"Kendi ubudiyetimiz ve bu nâkıs hizmetimizle bize delil bir mürşid ve bir şefî olmadıkça saadet-i ebediyeye vâsıl olmak ne kadar uzak. Heyhat!.." İzah eder misiniz?

Cevap

Değerli Kardeşimiz;

"Bizler kendi ubudiyetimiz ve bu nâkıs hizmetimizle bize delil, bir mürşid ve bir şefî olmadıkça saadet-i ebediyeye vasıl olmak ne kadar uzak! Heyhât, hayat-ı dünyeviye düm düz değil. Hissiyat-ı beşeriye tebeddüle pek müstaid."(1)

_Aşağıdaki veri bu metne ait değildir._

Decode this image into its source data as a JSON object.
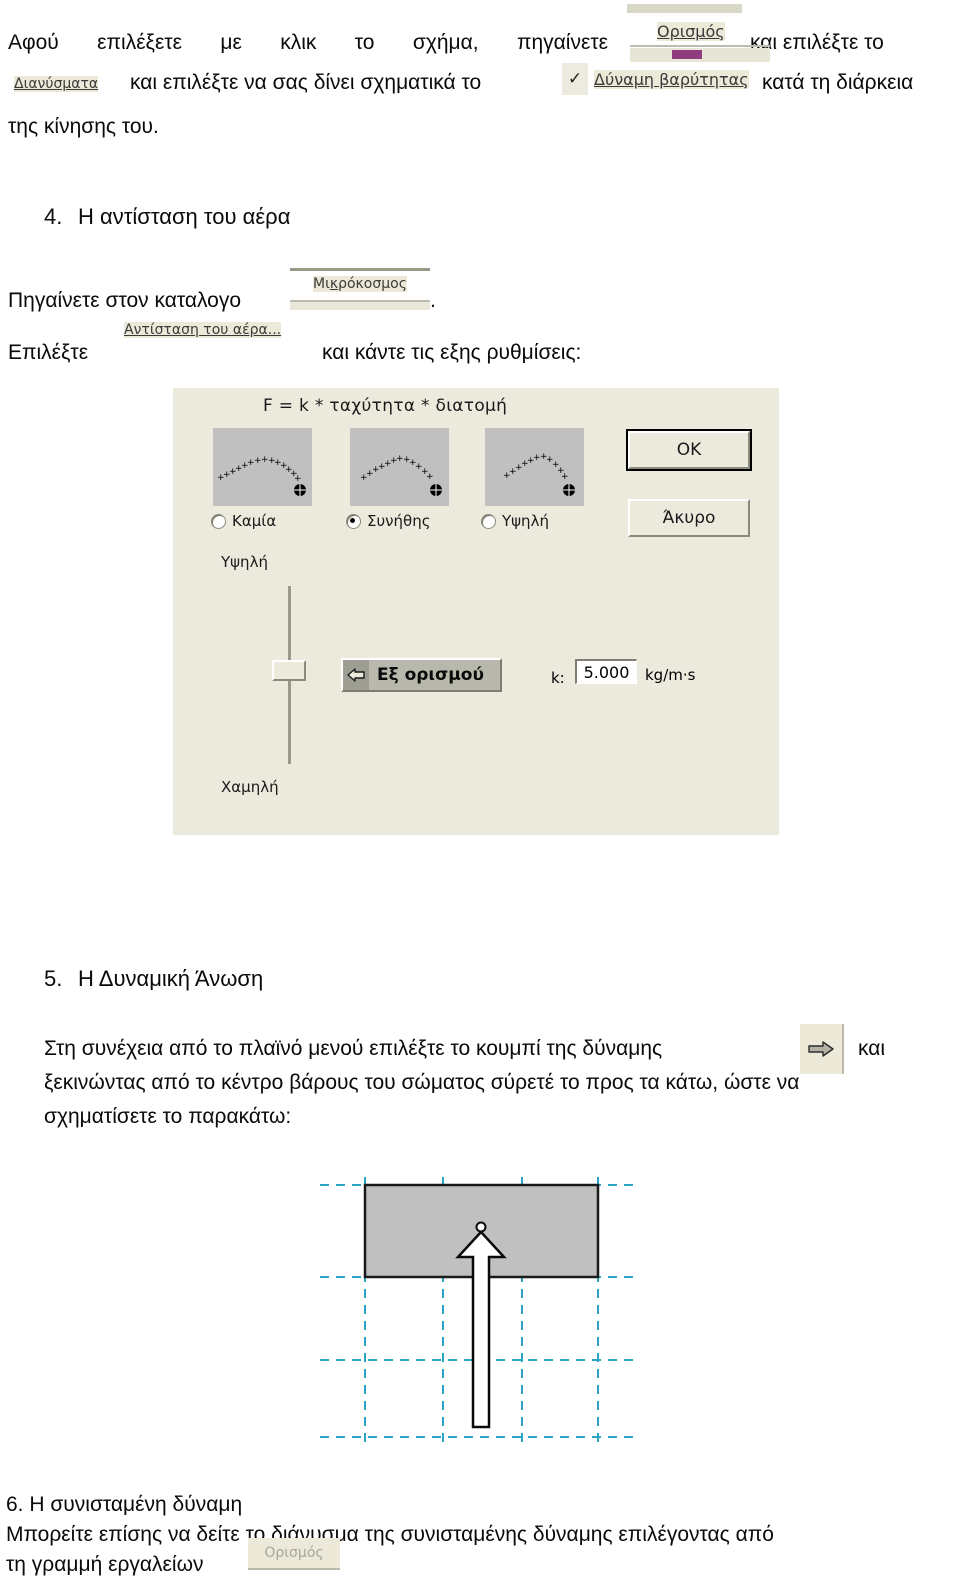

Bu paragrafta Allah’ın rahmeti, Peygamber Efendimiz (asm)'in şefaati ve Risale-i Nur'un himmeti olmadan, bizim kendi eksik ve kusurlu amellerimizle kurtulmamız ve ahireti kazanmamız mümkün değildir, deniliyor.

Dünya hayatı öyle dümdüz değil, inişli çıkışlı, eğri büğrü bir yapıya sahiptir. Bir bakmışsın ibadet ve takva ehlisin bir de bakmışsın nefsin elinde oyuncak olmuşsun. İnsan hissiyatı çok değişken ve kararsızdır; bu sebepledir ki, insan dünya hayatında her daim büyük bir tehlike içindedir.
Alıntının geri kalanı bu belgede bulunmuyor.